The menu selection was overwhelming, offering us basics like a pepperoni pizza to more complicated pies like the Indian-style pizza. We stared up, gazing at the selection and salivating at the smell that invited us to stay.

Our picks: the Barbecue Chik’un Pizza and the Mediterranean Pizza.

The Barbecue Chik’un Pizza beat out Pizza Press in flavor. The fake cheese was ooey and savory, sprinkled sparsely across thick dough drenched in barbecue sauce. It was similar to burrata cheese. Chicken-esque shreds scattered the top, though they seemed to be more for visuals and texture than anything else. There was nothing offensive about the flavor; it tasted like the barbecue sauce. After a few slices, it ran a little salty.

Smothered in pesto sauce, basil leaves, mushroom, cherry tomatoes, garlic, kalamata olives and onions, the Mediterranean Pizza was a winner and worth the drive on its own.
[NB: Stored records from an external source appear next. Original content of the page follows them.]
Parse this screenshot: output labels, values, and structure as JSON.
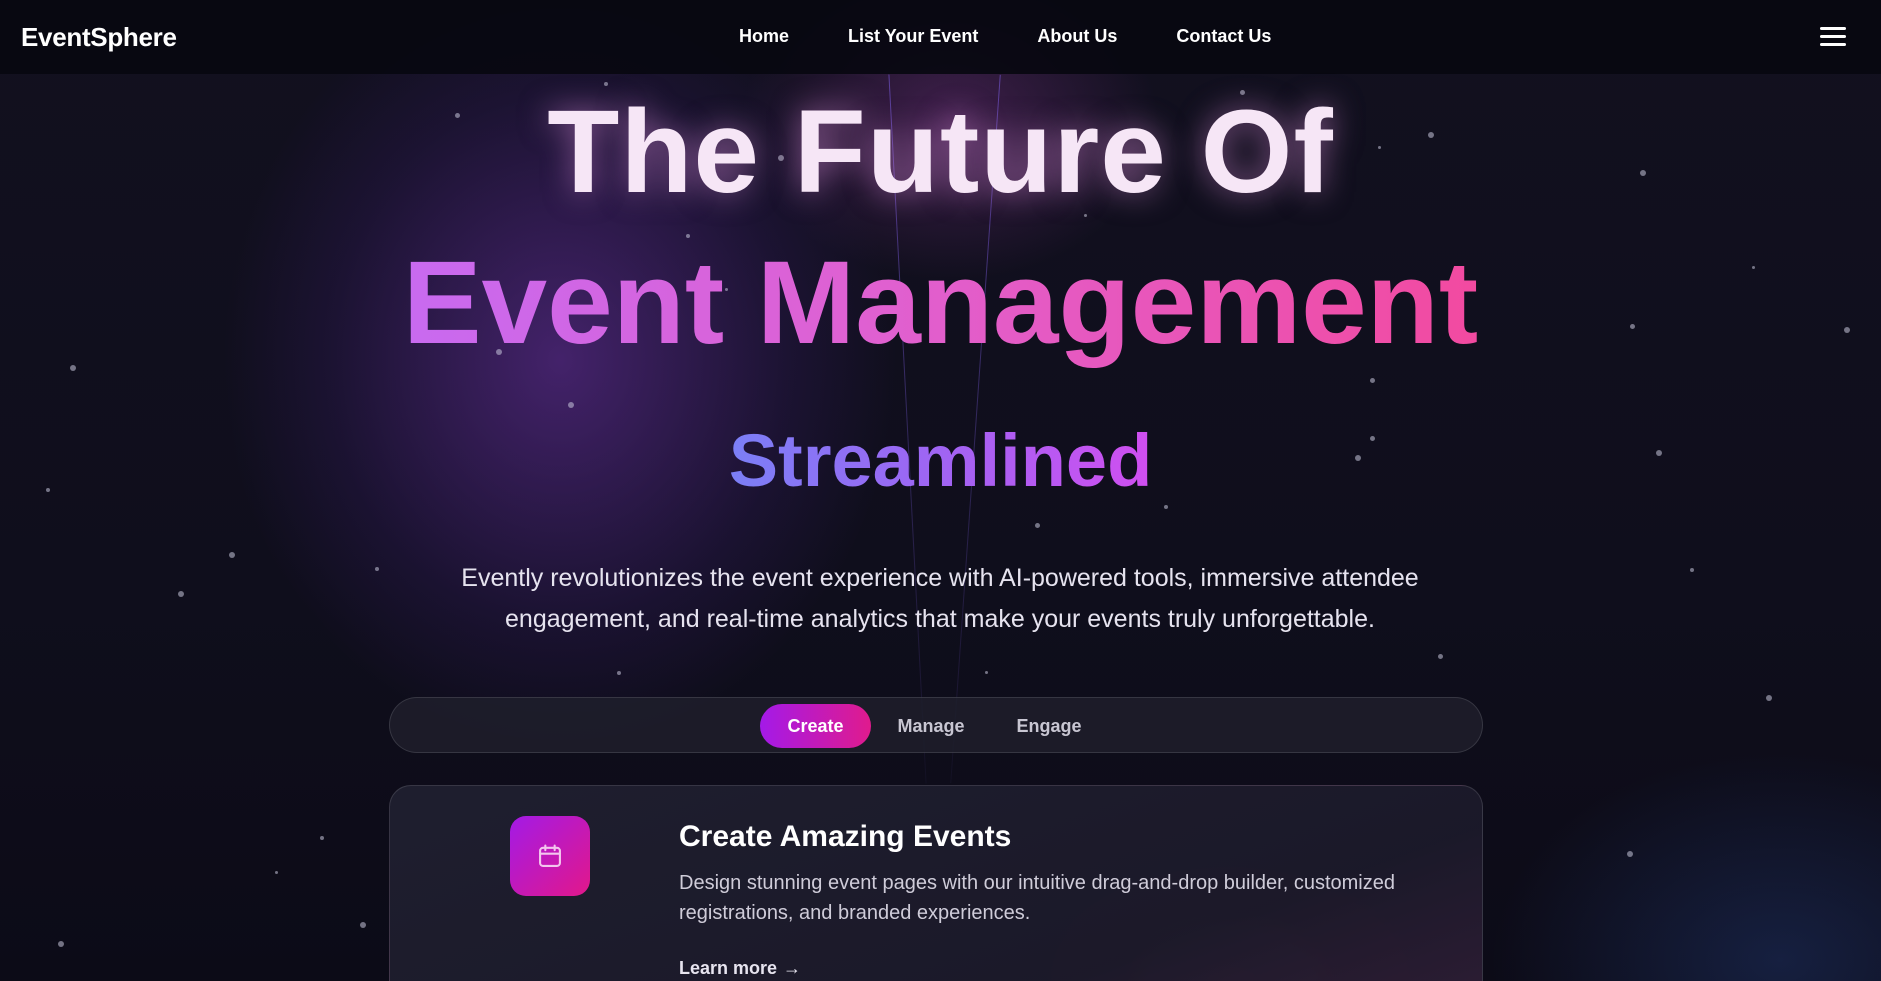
{
  "nav": {
    "brand": "EventSphere",
    "links": [
      "Home",
      "List Your Event",
      "About Us",
      "Contact Us"
    ],
    "menu_icon": "hamburger-menu-icon"
  },
  "hero": {
    "line1": "The Future Of",
    "line2": "Event Management",
    "line3": "Streamlined",
    "subtitle": "Evently revolutionizes the event experience with AI-powered tools, immersive attendee engagement, and real-time analytics that make your events truly unforgettable."
  },
  "tabs": {
    "items": [
      "Create",
      "Manage",
      "Engage"
    ],
    "active": "Create"
  },
  "feature": {
    "icon": "calendar-icon",
    "title": "Create Amazing Events",
    "text": "Design stunning event pages with our intuitive drag-and-drop builder, customized registrations, and branded experiences.",
    "link": "Learn more",
    "link_arrow": "→"
  },
  "colors": {
    "background": "#0d0c1a",
    "accent_purple": "#a41ae8",
    "accent_pink": "#e01b8d",
    "heading_gradient_start": "#c86af0",
    "heading_gradient_end": "#f24aa0"
  }
}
The combination of the garlic and oils, the lack of fake meat and the juicy tomatoes that exploded with flavor, were more than enough to satisfy our taste buds.

Loving Hut

Our next stop was the Loving Hut. Suggested to us by news editor Brandon Pho, we swung by the restaurant while we were in Garden Grove. It was coincidentally in the same plaza as Vegan Pizza.

If Vegan Pizza smelled good, the Loving Hut smelled like heaven. It was intoxicating as we excitedly flipped through the menu. We settled on the Spicy Cha Cha and the zesty fries, reminiscent of good ol’ cajun fries.
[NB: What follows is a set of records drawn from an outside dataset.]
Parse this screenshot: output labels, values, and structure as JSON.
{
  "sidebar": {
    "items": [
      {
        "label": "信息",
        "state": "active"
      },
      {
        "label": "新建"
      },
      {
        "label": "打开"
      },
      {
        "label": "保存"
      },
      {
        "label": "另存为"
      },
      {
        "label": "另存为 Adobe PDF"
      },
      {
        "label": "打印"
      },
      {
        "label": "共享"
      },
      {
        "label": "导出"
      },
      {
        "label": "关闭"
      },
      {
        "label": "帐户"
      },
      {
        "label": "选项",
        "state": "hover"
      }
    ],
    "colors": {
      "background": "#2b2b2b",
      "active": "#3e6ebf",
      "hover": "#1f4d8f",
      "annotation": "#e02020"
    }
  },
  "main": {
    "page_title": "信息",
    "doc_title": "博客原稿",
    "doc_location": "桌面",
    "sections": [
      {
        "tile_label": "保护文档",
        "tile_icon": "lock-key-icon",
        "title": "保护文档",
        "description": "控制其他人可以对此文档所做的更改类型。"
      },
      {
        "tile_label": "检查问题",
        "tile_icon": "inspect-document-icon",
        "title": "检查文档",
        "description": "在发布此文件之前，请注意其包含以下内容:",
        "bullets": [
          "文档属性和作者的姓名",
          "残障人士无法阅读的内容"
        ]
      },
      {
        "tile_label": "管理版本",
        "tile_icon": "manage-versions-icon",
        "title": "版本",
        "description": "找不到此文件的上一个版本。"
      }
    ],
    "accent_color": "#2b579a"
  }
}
The main star, however, was the Spicy Cha Cha.

The Spicy Cha Cha features fried soy shrimp in a delectable sweet and spicy sauce. The soy shrimp was a surprising find to us because the texture and appearance of it looked very much like actual shrimp. The menu says it’s made up of konjaku, which is a gluten-free Japanese alternative to pasta, made with yam flour. The “shrimp” was paired with white rice (or brown), lettuce and cucumbers. This was probably one of the best vegan foods we ever had, and left us wanting more from Loving Hut.

Healthy Junk

Our last stop was Healthy Junk in Anaheim. Bringing along Harrison Faigen, web editor, we drove out to the city of Disney, mouths watering as we scrolled through endless pictures of heart-stopping treats.
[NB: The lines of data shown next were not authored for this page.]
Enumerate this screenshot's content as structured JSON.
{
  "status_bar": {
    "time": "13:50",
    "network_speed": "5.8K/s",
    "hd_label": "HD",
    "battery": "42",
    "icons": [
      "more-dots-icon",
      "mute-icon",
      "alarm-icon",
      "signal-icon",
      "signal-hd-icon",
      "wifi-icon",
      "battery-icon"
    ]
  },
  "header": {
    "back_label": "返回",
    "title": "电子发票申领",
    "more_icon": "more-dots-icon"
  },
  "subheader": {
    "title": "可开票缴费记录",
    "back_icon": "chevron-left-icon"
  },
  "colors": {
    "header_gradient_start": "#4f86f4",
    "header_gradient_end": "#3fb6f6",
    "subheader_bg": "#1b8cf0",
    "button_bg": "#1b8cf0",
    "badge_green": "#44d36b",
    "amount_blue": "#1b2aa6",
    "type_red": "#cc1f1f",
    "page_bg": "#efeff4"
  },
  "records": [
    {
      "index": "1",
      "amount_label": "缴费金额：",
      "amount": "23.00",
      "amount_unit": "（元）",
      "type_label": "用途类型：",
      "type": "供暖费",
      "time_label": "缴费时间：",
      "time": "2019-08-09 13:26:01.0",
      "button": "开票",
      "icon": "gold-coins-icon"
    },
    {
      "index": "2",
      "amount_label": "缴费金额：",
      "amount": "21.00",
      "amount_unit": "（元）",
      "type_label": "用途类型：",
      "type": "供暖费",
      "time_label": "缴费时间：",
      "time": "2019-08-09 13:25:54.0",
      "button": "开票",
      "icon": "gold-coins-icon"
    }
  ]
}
Tucked inside a food court, Healthy Junk was difficult to spot at first. If Harrison’s hawk eye hadn’t spotted the tiny sign with the name scribbled on in chalk, we would have kept circling.

We walked in and were blasted with a wall of freezing air and a line of people leading only to Healthy Junk. The other nearby vendors sat abandoned by customers.

Another overwhelming menu glared at us, with 100 percent plant-based burgers, kale salads and chicken.

We brought home (to the newsroom) the Crispy Chicken Burger, Chili Chez Fries and a Stake and Avocado Wrap.

The Crispy Chicken Burger looked beautiful and its crunchy breading and shiny bread made us believe we were holding an actual fried chicken sandwich in our hands.

Biting into it, however, caused the illusion to dissolve. While the tomatoes and lettuce were fresh, and the vegan mayo savory, the thick chicken breast wannabe was flavorless. It was like biting into a breading sandwich, with the breading unnoteworthy.

As a recommendation from the girl at the register, we got a special menu item, which was the Stake and Avocado wrap. It is called the Stake and Avocado wrap, but the wrap was packed with bell peppers, so much so that we ended up picking them out. The steak, or whatever substance they labeled as such, was simultaneously chewy and mushy.

The Chili Chez Fries? Mind blowing. Revolutionary. Truly a work of art. Perfectly cooked french fries, rich tomato-based chili sauce, some black beans and chez fooled us into thinking we were eating an artery-clogging meal, straight from a food truck in downtown Los Angeles.

Only minor mistakes were made on our brief vegan adventure, especially for those who chose to indulge in salty barbecue pizza over the realistic and satisfying crunch of Loving Hut’s shrimp. Or the one who tried to finish the chicken sandwich that absorbed every drop of moisture from our mouths. But if there are any bites we’d go back for, and we will go back for them, the Spicy Cha Cha and Chili Chez Fries would be our pick.